Утром он гулял по улицам на Левом берегу, и ему бросалось в глаза, как напряжены лица прохожих. Остервенело ревели клаксоны, люди что-то резко выкрикивали. На дальних подступах к городу всю ночь выли сирены. Наверное, я был не прав, сам себе говорил Беньямин. Может быть, немцы и правда вот-вот войдут в город? Как же я мог не обращать внимания на Дору, ведь она рассчитывает на меня. Жена брата Хильда убеждала его в письмах: нужно уезжать; и Шолем не раз предупреждал из Иерусалима. «Беги, пока можно», – писал он не далее как в прошлом месяце. Покинуть Париж его призывали Адорно, Хоркхаймер и даже Брехт. «Поезжай в Америку! В Португалию! На Кубу!» – кричали они в своих письмах. Но кому легко уехать из Парижа? Если Адорно и Хоркхаймер были по-настоящему обеспокоены, то почему не выслали денег и почему не сделали этого несколько лет назад, когда покинуть Францию было еще легко?
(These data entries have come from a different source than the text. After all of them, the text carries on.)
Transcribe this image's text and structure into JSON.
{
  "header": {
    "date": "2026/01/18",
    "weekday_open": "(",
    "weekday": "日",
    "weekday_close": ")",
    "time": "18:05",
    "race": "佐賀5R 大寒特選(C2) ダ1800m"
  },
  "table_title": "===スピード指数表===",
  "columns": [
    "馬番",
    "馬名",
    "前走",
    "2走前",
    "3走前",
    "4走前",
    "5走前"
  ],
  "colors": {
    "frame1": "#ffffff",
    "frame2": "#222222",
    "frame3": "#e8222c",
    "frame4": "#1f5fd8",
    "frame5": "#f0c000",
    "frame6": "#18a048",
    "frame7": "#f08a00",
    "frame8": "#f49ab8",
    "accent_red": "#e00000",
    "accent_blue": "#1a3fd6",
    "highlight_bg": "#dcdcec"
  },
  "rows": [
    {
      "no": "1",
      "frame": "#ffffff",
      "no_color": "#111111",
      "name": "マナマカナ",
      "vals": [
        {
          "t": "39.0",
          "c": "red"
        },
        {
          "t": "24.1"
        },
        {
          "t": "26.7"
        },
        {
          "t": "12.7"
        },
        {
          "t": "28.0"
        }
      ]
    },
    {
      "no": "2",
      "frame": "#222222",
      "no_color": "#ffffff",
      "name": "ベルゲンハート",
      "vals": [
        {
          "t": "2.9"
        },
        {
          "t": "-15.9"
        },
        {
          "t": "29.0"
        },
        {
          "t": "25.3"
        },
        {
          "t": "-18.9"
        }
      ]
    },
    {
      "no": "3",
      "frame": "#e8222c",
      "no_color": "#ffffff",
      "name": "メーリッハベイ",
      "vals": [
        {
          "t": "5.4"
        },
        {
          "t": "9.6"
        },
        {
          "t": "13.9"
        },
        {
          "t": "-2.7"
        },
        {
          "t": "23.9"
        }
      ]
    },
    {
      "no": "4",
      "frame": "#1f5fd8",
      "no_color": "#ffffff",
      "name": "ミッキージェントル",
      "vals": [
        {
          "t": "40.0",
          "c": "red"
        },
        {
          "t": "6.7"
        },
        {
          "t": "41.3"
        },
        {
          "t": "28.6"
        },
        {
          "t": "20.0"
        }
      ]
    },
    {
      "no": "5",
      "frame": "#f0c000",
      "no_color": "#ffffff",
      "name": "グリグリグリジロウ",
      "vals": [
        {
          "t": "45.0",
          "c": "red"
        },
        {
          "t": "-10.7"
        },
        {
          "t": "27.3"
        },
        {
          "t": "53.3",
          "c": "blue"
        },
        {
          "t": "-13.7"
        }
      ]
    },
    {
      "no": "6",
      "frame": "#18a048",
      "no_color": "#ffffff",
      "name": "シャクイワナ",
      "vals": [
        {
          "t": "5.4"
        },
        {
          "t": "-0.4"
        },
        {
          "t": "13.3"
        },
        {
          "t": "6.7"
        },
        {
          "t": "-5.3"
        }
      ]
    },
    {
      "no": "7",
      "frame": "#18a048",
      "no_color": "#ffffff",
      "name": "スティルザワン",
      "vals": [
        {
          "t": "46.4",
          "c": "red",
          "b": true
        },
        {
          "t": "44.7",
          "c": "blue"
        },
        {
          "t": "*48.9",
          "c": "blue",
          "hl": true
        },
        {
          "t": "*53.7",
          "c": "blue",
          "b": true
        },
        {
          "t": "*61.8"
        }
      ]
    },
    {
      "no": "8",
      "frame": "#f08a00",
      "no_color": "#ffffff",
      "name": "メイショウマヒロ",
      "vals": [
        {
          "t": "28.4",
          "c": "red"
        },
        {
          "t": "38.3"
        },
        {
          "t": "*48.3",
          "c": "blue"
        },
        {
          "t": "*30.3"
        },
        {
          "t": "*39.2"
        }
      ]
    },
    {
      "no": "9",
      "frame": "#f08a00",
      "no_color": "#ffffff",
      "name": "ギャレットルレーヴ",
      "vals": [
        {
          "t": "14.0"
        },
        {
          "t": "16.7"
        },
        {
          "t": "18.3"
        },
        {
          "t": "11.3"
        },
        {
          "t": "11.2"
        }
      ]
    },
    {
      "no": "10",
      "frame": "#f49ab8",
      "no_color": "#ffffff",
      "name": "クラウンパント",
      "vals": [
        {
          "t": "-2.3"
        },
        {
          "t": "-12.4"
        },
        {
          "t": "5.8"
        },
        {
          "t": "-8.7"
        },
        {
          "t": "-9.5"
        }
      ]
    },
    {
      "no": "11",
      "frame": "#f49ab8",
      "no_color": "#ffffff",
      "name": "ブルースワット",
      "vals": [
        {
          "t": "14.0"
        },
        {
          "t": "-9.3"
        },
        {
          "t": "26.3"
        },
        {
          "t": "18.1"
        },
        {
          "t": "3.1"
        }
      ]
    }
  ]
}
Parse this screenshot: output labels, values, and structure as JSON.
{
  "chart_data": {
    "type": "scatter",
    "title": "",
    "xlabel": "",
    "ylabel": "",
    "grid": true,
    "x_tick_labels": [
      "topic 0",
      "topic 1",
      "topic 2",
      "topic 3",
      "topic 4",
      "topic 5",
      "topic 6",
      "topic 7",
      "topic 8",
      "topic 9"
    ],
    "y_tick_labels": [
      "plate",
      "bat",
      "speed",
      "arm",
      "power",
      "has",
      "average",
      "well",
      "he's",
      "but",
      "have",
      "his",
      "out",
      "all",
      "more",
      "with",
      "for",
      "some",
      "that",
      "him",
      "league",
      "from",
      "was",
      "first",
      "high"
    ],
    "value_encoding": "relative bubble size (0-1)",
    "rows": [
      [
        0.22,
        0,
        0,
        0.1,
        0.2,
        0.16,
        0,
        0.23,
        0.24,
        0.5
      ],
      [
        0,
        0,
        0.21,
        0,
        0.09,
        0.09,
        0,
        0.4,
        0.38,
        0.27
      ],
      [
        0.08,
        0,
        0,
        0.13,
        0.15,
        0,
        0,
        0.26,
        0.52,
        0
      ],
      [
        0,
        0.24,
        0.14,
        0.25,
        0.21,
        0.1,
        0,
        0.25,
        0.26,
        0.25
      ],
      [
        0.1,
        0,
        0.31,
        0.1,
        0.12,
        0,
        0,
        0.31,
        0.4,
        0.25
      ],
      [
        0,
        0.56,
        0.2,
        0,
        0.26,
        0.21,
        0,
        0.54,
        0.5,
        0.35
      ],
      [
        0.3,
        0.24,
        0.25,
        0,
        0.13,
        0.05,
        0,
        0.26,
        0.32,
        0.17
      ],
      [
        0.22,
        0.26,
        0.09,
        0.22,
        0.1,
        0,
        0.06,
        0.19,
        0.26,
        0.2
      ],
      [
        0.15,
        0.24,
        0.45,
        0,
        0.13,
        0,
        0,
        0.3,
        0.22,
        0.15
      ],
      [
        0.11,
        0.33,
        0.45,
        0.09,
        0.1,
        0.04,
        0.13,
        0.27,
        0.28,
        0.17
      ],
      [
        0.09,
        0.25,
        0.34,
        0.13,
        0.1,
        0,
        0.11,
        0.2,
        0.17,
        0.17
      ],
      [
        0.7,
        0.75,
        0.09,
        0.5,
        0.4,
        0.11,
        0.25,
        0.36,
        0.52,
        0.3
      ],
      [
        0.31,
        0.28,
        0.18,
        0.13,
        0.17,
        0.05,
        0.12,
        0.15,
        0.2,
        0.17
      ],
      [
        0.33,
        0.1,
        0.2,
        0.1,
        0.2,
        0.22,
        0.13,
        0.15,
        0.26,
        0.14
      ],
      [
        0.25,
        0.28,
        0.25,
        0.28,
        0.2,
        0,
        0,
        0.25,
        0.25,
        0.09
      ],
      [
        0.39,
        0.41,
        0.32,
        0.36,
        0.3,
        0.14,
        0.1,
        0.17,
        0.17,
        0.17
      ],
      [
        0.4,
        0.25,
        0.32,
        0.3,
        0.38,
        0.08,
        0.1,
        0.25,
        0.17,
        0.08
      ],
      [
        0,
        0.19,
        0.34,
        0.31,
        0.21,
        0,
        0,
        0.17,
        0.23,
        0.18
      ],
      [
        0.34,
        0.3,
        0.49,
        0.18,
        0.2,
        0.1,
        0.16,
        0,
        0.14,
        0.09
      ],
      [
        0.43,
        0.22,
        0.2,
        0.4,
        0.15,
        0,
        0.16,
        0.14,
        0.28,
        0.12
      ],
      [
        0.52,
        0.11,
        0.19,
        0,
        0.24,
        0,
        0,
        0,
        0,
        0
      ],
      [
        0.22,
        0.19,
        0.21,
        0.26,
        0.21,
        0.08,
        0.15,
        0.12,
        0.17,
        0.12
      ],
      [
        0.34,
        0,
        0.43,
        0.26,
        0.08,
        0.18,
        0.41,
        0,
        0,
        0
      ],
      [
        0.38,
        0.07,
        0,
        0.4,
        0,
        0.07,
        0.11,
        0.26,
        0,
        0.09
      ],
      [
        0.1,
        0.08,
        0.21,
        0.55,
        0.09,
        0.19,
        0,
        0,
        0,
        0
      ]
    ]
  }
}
Конечно, чтобы уехать, ему пришлось бы сделать над собой неимоверное усилие. Ведь Париж – это всемирная библиотека, грандиозный читальный зал, будуар, обольщающий столь беспощадно, что поймал в свои сети и его, и почти всех, кто подпал под его чары. Бессонными ночами, под шепот огня в потрескавшемся мраморном камине в дальнем конце спальни, он представлял себе, как этот город держит его в своих объятиях. Ему грезилось, что он окружен пухлыми подушками, лоснящимися шкурами, безделушками из цветного стекла и фарфора – совсем как Бальзак в своих личных покоях. Серебряная ваза на каминной полке прорастала десятью лилиями городского герба, и всюду были книги, собрания томов в изящных коленкоровых переплетах с золотым тиснением, один ряд над другим.
Париж был для него еще и особенной, своей библиотекой, которую он знал, как слепой знает свой дом. Не сосчитать часов, которые он за эти десять лет просидел на одном и том же стуле за одним и тем же полированным столом в Национальной библиотеке, в роскошном пристанище ее знаменитого читального зала, спроектированного Анри Лабрустом[21], вольнодумцем и архитектором-лауреатом Второй империи. Его девять сводов, ажурные глазурованные плиты и чугунные колонны словно символизировали палаты совершенного разума, в сиянии созерцавшего вечность. Десять лет Беньямин работал там, читал и писал, часто в состоянии почти молитвенном, с бесконечным терпением, как будто ожидая услышать некий голос, а сверху огромными столпами лился свет, в котором исполняли свой радостный микроскопический танец миллионы пылинок.